Pengawasan kini dilakukan lebih menyeluruh, tidak hanya dari sisi administrasi, tetapi juga langsung pada rantai distribusi hingga ke SPBU. Pemerintah ingin memastikan BBM benar-benar dimanfaatkan oleh sektor yang membutuhkan, seperti pertanian dan perikanan.
Kepala Bagian Perekonomian dan SDA Setdakab Sumenep, Dadang Dedy Iskandar, menegaskan bahwa penyaluran BBM harus berbasis kebutuhan nyata, bukan sekadar pengajuan.
“Pengawasan kita tetap lakukan dan kita pastikan kepada Pertamina harus disesuaikan dengan kebutuhan,” ujarnya, Selasa (31/03/2026).
Menurutnya, setiap penerima rekomendasi sudah memiliki batas pembelian yang dihitung secara detail. Perhitungan tersebut didasarkan pada karakteristik alat yang digunakan, durasi operasional, hingga intensitas pemakaian, sehingga kuota yang diberikan tidak bersifat sembarangan.
Untuk mempersempit ruang manipulasi, sistem digital X-Star milik BPH Migas digunakan sebagai acuan. Aplikasi ini secara otomatis menentukan batas maksimal pembelian BBM, sehingga prosesnya lebih transparan dan sulit disalahgunakan.
Meski sistem sudah terukur, pemerintah tetap memberikan fleksibilitas dalam kondisi tertentu. Penyesuaian kuota masih dimungkinkan apabila ditemukan ketidaksesuaian antara data dan kebutuhan riil di lapangan.
“Jangan sampai ada penyelewengan ataupun pelanggaran-pelanggaran di lapangan itu yang harus dilakukan,” tegasnya.

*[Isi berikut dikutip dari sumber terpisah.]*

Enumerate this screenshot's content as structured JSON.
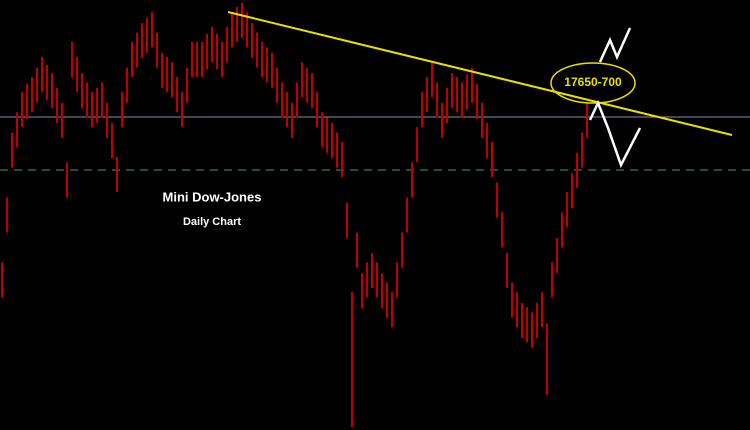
{
  "chart_data": {
    "type": "hilo",
    "title": "Mini Dow-Jones",
    "subtitle": "Daily Chart",
    "annotation": "17650-700",
    "color": "#c00000",
    "ylim": [
      15280,
      18460
    ],
    "highs": [
      16520,
      17000,
      17480,
      17630,
      17780,
      17840,
      17890,
      17960,
      18040,
      17980,
      17920,
      17810,
      17700,
      17260,
      18150,
      18040,
      17920,
      17850,
      17780,
      17810,
      17850,
      17700,
      17550,
      17300,
      17780,
      17960,
      18150,
      18220,
      18290,
      18330,
      18370,
      18220,
      18070,
      18040,
      18000,
      17890,
      17780,
      17960,
      18150,
      18150,
      18150,
      18210,
      18260,
      18210,
      18150,
      18260,
      18370,
      18410,
      18440,
      18370,
      18290,
      18220,
      18150,
      18110,
      18070,
      17960,
      17850,
      17780,
      17700,
      17850,
      18000,
      17960,
      17920,
      17780,
      17630,
      17590,
      17550,
      17480,
      17410,
      16960,
      16300,
      16740,
      16440,
      16520,
      16590,
      16520,
      16440,
      16370,
      16300,
      16520,
      16740,
      17000,
      17260,
      17520,
      17780,
      17890,
      18000,
      17850,
      17700,
      17810,
      17920,
      17890,
      17850,
      17910,
      17960,
      17840,
      17700,
      17550,
      17410,
      17110,
      16890,
      16590,
      16370,
      16300,
      16220,
      16190,
      16150,
      16220,
      16300,
      16070,
      16520,
      16700,
      16890,
      17040,
      17180,
      17330,
      17480,
      17700
    ],
    "lows": [
      16260,
      16740,
      17220,
      17370,
      17520,
      17580,
      17630,
      17700,
      17780,
      17720,
      17660,
      17550,
      17440,
      17000,
      17890,
      17780,
      17660,
      17590,
      17520,
      17550,
      17590,
      17440,
      17290,
      17040,
      17520,
      17700,
      17890,
      17960,
      18030,
      18070,
      18110,
      17960,
      17810,
      17780,
      17740,
      17630,
      17520,
      17700,
      17890,
      17890,
      17890,
      17950,
      18000,
      17950,
      17890,
      18000,
      18110,
      18150,
      18180,
      18110,
      18030,
      17960,
      17890,
      17850,
      17810,
      17700,
      17590,
      17520,
      17440,
      17590,
      17740,
      17700,
      17660,
      17520,
      17370,
      17330,
      17290,
      17220,
      17150,
      16700,
      15300,
      16480,
      16180,
      16260,
      16330,
      16260,
      16180,
      16110,
      16040,
      16260,
      16480,
      16740,
      17000,
      17260,
      17520,
      17630,
      17740,
      17590,
      17440,
      17550,
      17660,
      17630,
      17590,
      17650,
      17700,
      17580,
      17440,
      17290,
      17150,
      16850,
      16630,
      16330,
      16110,
      16040,
      15960,
      15930,
      15890,
      15960,
      16040,
      15540,
      16260,
      16440,
      16630,
      16780,
      16920,
      17070,
      17220,
      17440
    ]
  }
}
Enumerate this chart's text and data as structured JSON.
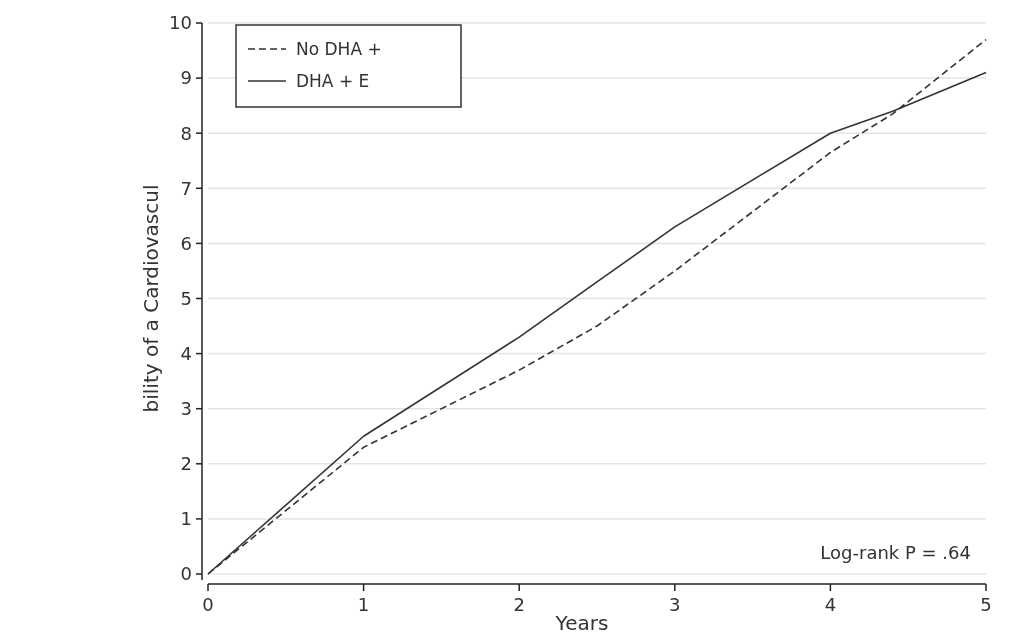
{
  "chart_data": {
    "type": "line",
    "xlabel": "Years",
    "ylabel": "bility of a Cardiovascul",
    "x": [
      0,
      1,
      2,
      2.5,
      3,
      4,
      4.4,
      5
    ],
    "series": [
      {
        "name": "No DHA +",
        "color": "#333333",
        "line_style": "dashed",
        "values": [
          0,
          2.3,
          3.7,
          4.5,
          5.5,
          7.65,
          8.35,
          9.7
        ]
      },
      {
        "name": "DHA + E",
        "color": "#333333",
        "line_style": "solid",
        "values": [
          0,
          2.5,
          4.3,
          5.3,
          6.3,
          8.0,
          8.4,
          9.1
        ]
      }
    ],
    "xlim": [
      0,
      5
    ],
    "xticks": [
      0,
      1,
      2,
      3,
      4,
      5
    ],
    "ylim": [
      0,
      10
    ],
    "yticks": [
      0,
      1,
      2,
      3,
      4,
      5,
      6,
      7,
      8,
      9,
      10
    ],
    "grid": "y",
    "legend": "top left",
    "annotations": [
      "Log-rank P = .64"
    ]
  }
}
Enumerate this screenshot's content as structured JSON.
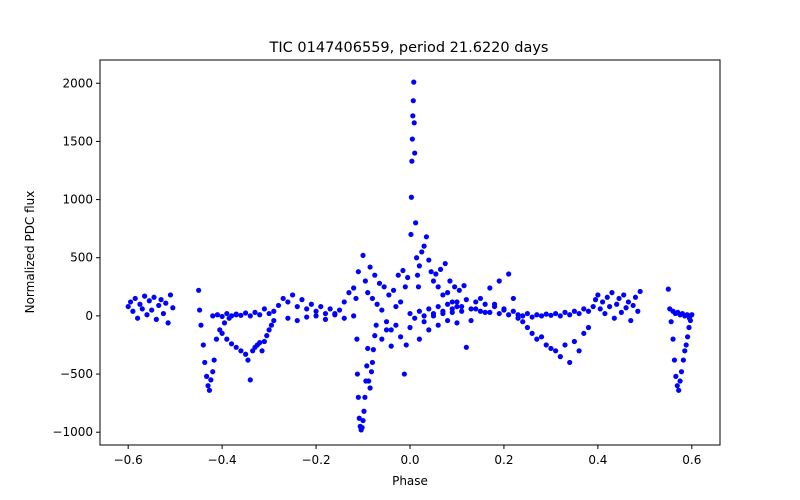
{
  "chart_data": {
    "type": "scatter",
    "title": "TIC 0147406559, period 21.6220 days",
    "xlabel": "Phase",
    "ylabel": "Normalized PDC flux",
    "xlim": [
      -0.66,
      0.66
    ],
    "ylim": [
      -1110,
      2200
    ],
    "xticks": [
      -0.6,
      -0.4,
      -0.2,
      0.0,
      0.2,
      0.4,
      0.6
    ],
    "xtick_labels": [
      "−0.6",
      "−0.4",
      "−0.2",
      "0.0",
      "0.2",
      "0.4",
      "0.6"
    ],
    "yticks": [
      -1000,
      -500,
      0,
      500,
      1000,
      1500,
      2000
    ],
    "ytick_labels": [
      "−1000",
      "−500",
      "0",
      "500",
      "1000",
      "1500",
      "2000"
    ],
    "grid": false,
    "marker_color": "#0000ff",
    "series": [
      {
        "points": [
          [
            -0.6,
            80
          ],
          [
            -0.595,
            120
          ],
          [
            -0.59,
            40
          ],
          [
            -0.585,
            150
          ],
          [
            -0.58,
            -20
          ],
          [
            -0.575,
            100
          ],
          [
            -0.57,
            60
          ],
          [
            -0.565,
            170
          ],
          [
            -0.56,
            10
          ],
          [
            -0.555,
            130
          ],
          [
            -0.55,
            50
          ],
          [
            -0.545,
            160
          ],
          [
            -0.54,
            -30
          ],
          [
            -0.535,
            90
          ],
          [
            -0.53,
            140
          ],
          [
            -0.525,
            20
          ],
          [
            -0.52,
            110
          ],
          [
            -0.515,
            -60
          ],
          [
            -0.51,
            180
          ],
          [
            -0.505,
            70
          ],
          [
            -0.45,
            220
          ],
          [
            -0.448,
            50
          ],
          [
            -0.445,
            -80
          ],
          [
            -0.44,
            -250
          ],
          [
            -0.437,
            -400
          ],
          [
            -0.433,
            -520
          ],
          [
            -0.43,
            -600
          ],
          [
            -0.427,
            -640
          ],
          [
            -0.424,
            -550
          ],
          [
            -0.42,
            -480
          ],
          [
            -0.417,
            -380
          ],
          [
            -0.412,
            -200
          ],
          [
            -0.405,
            -120
          ],
          [
            -0.395,
            -60
          ],
          [
            -0.385,
            -20
          ],
          [
            -0.37,
            10
          ],
          [
            -0.4,
            -150
          ],
          [
            -0.39,
            -200
          ],
          [
            -0.38,
            -240
          ],
          [
            -0.37,
            -270
          ],
          [
            -0.36,
            -300
          ],
          [
            -0.35,
            -330
          ],
          [
            -0.345,
            -380
          ],
          [
            -0.34,
            -550
          ],
          [
            -0.335,
            -300
          ],
          [
            -0.33,
            -270
          ],
          [
            -0.325,
            -250
          ],
          [
            -0.32,
            -230
          ],
          [
            -0.315,
            -300
          ],
          [
            -0.31,
            -220
          ],
          [
            -0.305,
            -170
          ],
          [
            -0.3,
            -120
          ],
          [
            -0.295,
            -80
          ],
          [
            -0.29,
            -40
          ],
          [
            -0.42,
            0
          ],
          [
            -0.41,
            10
          ],
          [
            -0.4,
            -5
          ],
          [
            -0.39,
            20
          ],
          [
            -0.38,
            0
          ],
          [
            -0.37,
            15
          ],
          [
            -0.36,
            5
          ],
          [
            -0.35,
            25
          ],
          [
            -0.34,
            0
          ],
          [
            -0.33,
            30
          ],
          [
            -0.32,
            10
          ],
          [
            -0.31,
            60
          ],
          [
            -0.3,
            20
          ],
          [
            -0.29,
            40
          ],
          [
            -0.28,
            90
          ],
          [
            -0.27,
            150
          ],
          [
            -0.26,
            120
          ],
          [
            -0.25,
            180
          ],
          [
            -0.24,
            80
          ],
          [
            -0.23,
            140
          ],
          [
            -0.22,
            60
          ],
          [
            -0.21,
            100
          ],
          [
            -0.2,
            40
          ],
          [
            -0.19,
            80
          ],
          [
            -0.18,
            20
          ],
          [
            -0.17,
            60
          ],
          [
            -0.16,
            10
          ],
          [
            -0.15,
            50
          ],
          [
            -0.14,
            120
          ],
          [
            -0.13,
            200
          ],
          [
            -0.12,
            240
          ],
          [
            -0.11,
            380
          ],
          [
            -0.26,
            -20
          ],
          [
            -0.24,
            -40
          ],
          [
            -0.22,
            -10
          ],
          [
            -0.2,
            0
          ],
          [
            -0.18,
            -30
          ],
          [
            -0.16,
            20
          ],
          [
            -0.14,
            -20
          ],
          [
            -0.12,
            0
          ],
          [
            -0.115,
            150
          ],
          [
            -0.113,
            -200
          ],
          [
            -0.112,
            -500
          ],
          [
            -0.11,
            -700
          ],
          [
            -0.108,
            -880
          ],
          [
            -0.106,
            -950
          ],
          [
            -0.104,
            -980
          ],
          [
            -0.102,
            -960
          ],
          [
            -0.1,
            -900
          ],
          [
            -0.098,
            -820
          ],
          [
            -0.096,
            -700
          ],
          [
            -0.094,
            -560
          ],
          [
            -0.092,
            -430
          ],
          [
            -0.09,
            -280
          ],
          [
            -0.088,
            -560
          ],
          [
            -0.085,
            -620
          ],
          [
            -0.082,
            -480
          ],
          [
            -0.08,
            -400
          ],
          [
            -0.078,
            -290
          ],
          [
            -0.075,
            -170
          ],
          [
            -0.072,
            -80
          ],
          [
            -0.1,
            520
          ],
          [
            -0.095,
            300
          ],
          [
            -0.09,
            200
          ],
          [
            -0.085,
            420
          ],
          [
            -0.08,
            150
          ],
          [
            -0.075,
            350
          ],
          [
            -0.07,
            100
          ],
          [
            -0.065,
            280
          ],
          [
            -0.06,
            50
          ],
          [
            -0.055,
            250
          ],
          [
            -0.05,
            -50
          ],
          [
            -0.045,
            180
          ],
          [
            -0.04,
            -120
          ],
          [
            -0.035,
            220
          ],
          [
            -0.03,
            80
          ],
          [
            -0.025,
            350
          ],
          [
            -0.02,
            120
          ],
          [
            -0.015,
            390
          ],
          [
            -0.01,
            250
          ],
          [
            -0.005,
            330
          ],
          [
            -0.06,
            -200
          ],
          [
            -0.05,
            -120
          ],
          [
            -0.04,
            -260
          ],
          [
            -0.03,
            -80
          ],
          [
            -0.02,
            -180
          ],
          [
            -0.012,
            -500
          ],
          [
            -0.008,
            -250
          ],
          [
            0.0,
            -100
          ],
          [
            0.002,
            700
          ],
          [
            0.003,
            1020
          ],
          [
            0.004,
            1330
          ],
          [
            0.005,
            1520
          ],
          [
            0.006,
            1720
          ],
          [
            0.007,
            1850
          ],
          [
            0.008,
            2010
          ],
          [
            0.009,
            1660
          ],
          [
            0.01,
            1400
          ],
          [
            0.012,
            800
          ],
          [
            0.014,
            500
          ],
          [
            0.016,
            350
          ],
          [
            0.018,
            250
          ],
          [
            0.02,
            430
          ],
          [
            0.025,
            550
          ],
          [
            0.03,
            600
          ],
          [
            0.035,
            680
          ],
          [
            0.04,
            480
          ],
          [
            0.045,
            380
          ],
          [
            0.05,
            300
          ],
          [
            0.055,
            360
          ],
          [
            0.06,
            250
          ],
          [
            0.065,
            400
          ],
          [
            0.07,
            180
          ],
          [
            0.075,
            450
          ],
          [
            0.08,
            200
          ],
          [
            0.085,
            300
          ],
          [
            0.09,
            120
          ],
          [
            0.095,
            250
          ],
          [
            0.1,
            80
          ],
          [
            0.105,
            220
          ],
          [
            0.11,
            40
          ],
          [
            0.115,
            260
          ],
          [
            0.02,
            -200
          ],
          [
            0.03,
            -50
          ],
          [
            0.04,
            -120
          ],
          [
            0.05,
            0
          ],
          [
            0.06,
            -80
          ],
          [
            0.07,
            20
          ],
          [
            0.08,
            -40
          ],
          [
            0.09,
            30
          ],
          [
            0.1,
            -60
          ],
          [
            0.12,
            -270
          ],
          [
            0.13,
            -40
          ],
          [
            0.14,
            60
          ],
          [
            0.15,
            150
          ],
          [
            0.16,
            30
          ],
          [
            0.17,
            240
          ],
          [
            0.18,
            100
          ],
          [
            0.19,
            300
          ],
          [
            0.2,
            50
          ],
          [
            0.21,
            360
          ],
          [
            0.22,
            150
          ],
          [
            0.0,
            20
          ],
          [
            0.01,
            -20
          ],
          [
            0.02,
            40
          ],
          [
            0.03,
            0
          ],
          [
            0.04,
            60
          ],
          [
            0.05,
            20
          ],
          [
            0.06,
            80
          ],
          [
            0.07,
            40
          ],
          [
            0.08,
            100
          ],
          [
            0.09,
            60
          ],
          [
            0.1,
            120
          ],
          [
            0.11,
            80
          ],
          [
            0.12,
            140
          ],
          [
            0.13,
            60
          ],
          [
            0.14,
            120
          ],
          [
            0.15,
            40
          ],
          [
            0.16,
            100
          ],
          [
            0.17,
            30
          ],
          [
            0.18,
            80
          ],
          [
            0.19,
            20
          ],
          [
            0.2,
            60
          ],
          [
            0.21,
            10
          ],
          [
            0.22,
            40
          ],
          [
            0.23,
            -20
          ],
          [
            0.24,
            -50
          ],
          [
            0.25,
            -100
          ],
          [
            0.26,
            -150
          ],
          [
            0.27,
            -200
          ],
          [
            0.28,
            -180
          ],
          [
            0.29,
            -250
          ],
          [
            0.3,
            -280
          ],
          [
            0.31,
            -300
          ],
          [
            0.32,
            -350
          ],
          [
            0.33,
            -250
          ],
          [
            0.34,
            -400
          ],
          [
            0.35,
            -220
          ],
          [
            0.36,
            -300
          ],
          [
            0.37,
            -150
          ],
          [
            0.38,
            -100
          ],
          [
            0.23,
            10
          ],
          [
            0.24,
            0
          ],
          [
            0.25,
            20
          ],
          [
            0.26,
            -10
          ],
          [
            0.27,
            10
          ],
          [
            0.28,
            0
          ],
          [
            0.29,
            15
          ],
          [
            0.3,
            5
          ],
          [
            0.31,
            20
          ],
          [
            0.32,
            0
          ],
          [
            0.33,
            30
          ],
          [
            0.34,
            10
          ],
          [
            0.35,
            40
          ],
          [
            0.36,
            20
          ],
          [
            0.37,
            60
          ],
          [
            0.38,
            40
          ],
          [
            0.39,
            80
          ],
          [
            0.395,
            140
          ],
          [
            0.4,
            180
          ],
          [
            0.405,
            60
          ],
          [
            0.41,
            120
          ],
          [
            0.415,
            20
          ],
          [
            0.42,
            160
          ],
          [
            0.425,
            80
          ],
          [
            0.43,
            200
          ],
          [
            0.435,
            -20
          ],
          [
            0.44,
            100
          ],
          [
            0.445,
            150
          ],
          [
            0.45,
            30
          ],
          [
            0.455,
            180
          ],
          [
            0.46,
            70
          ],
          [
            0.465,
            120
          ],
          [
            0.47,
            -40
          ],
          [
            0.475,
            90
          ],
          [
            0.48,
            160
          ],
          [
            0.485,
            40
          ],
          [
            0.49,
            210
          ],
          [
            0.55,
            230
          ],
          [
            0.553,
            60
          ],
          [
            0.556,
            -50
          ],
          [
            0.56,
            -200
          ],
          [
            0.563,
            -380
          ],
          [
            0.566,
            -520
          ],
          [
            0.569,
            -600
          ],
          [
            0.572,
            -640
          ],
          [
            0.575,
            -560
          ],
          [
            0.578,
            -480
          ],
          [
            0.582,
            -380
          ],
          [
            0.585,
            -300
          ],
          [
            0.588,
            -250
          ],
          [
            0.591,
            -180
          ],
          [
            0.594,
            -100
          ],
          [
            0.597,
            -40
          ],
          [
            0.6,
            10
          ],
          [
            0.56,
            40
          ],
          [
            0.565,
            20
          ],
          [
            0.57,
            30
          ],
          [
            0.575,
            10
          ],
          [
            0.58,
            20
          ],
          [
            0.585,
            0
          ],
          [
            0.59,
            10
          ],
          [
            0.595,
            -20
          ]
        ]
      }
    ]
  }
}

Tak hanya pemerintah, pihak SPBU juga diminta aktif mengawasi transaksi BBM bersubsidi. Mereka menjadi garda terdepan untuk memastikan aturan berjalan sesuai ketentuan.
Pemkab Sumenep juga mengingatkan bahwa pelanggaran tidak akan ditoleransi. Setiap penyalahgunaan surat rekomendasi akan berujung pada sanksi pidana bagi pelaku.
Dengan kombinasi pengawasan ketat dan sistem berbasis digital, pemerintah berharap distribusi BBM di Sumenep semakin tertib dan benar-benar menyasar pihak yang berhak.
“Apabila pemegang rekom itu melakukan penyelewengan atau pelanggaran, dia akan menanggung sendiri sanksi pidana,” tandasnya.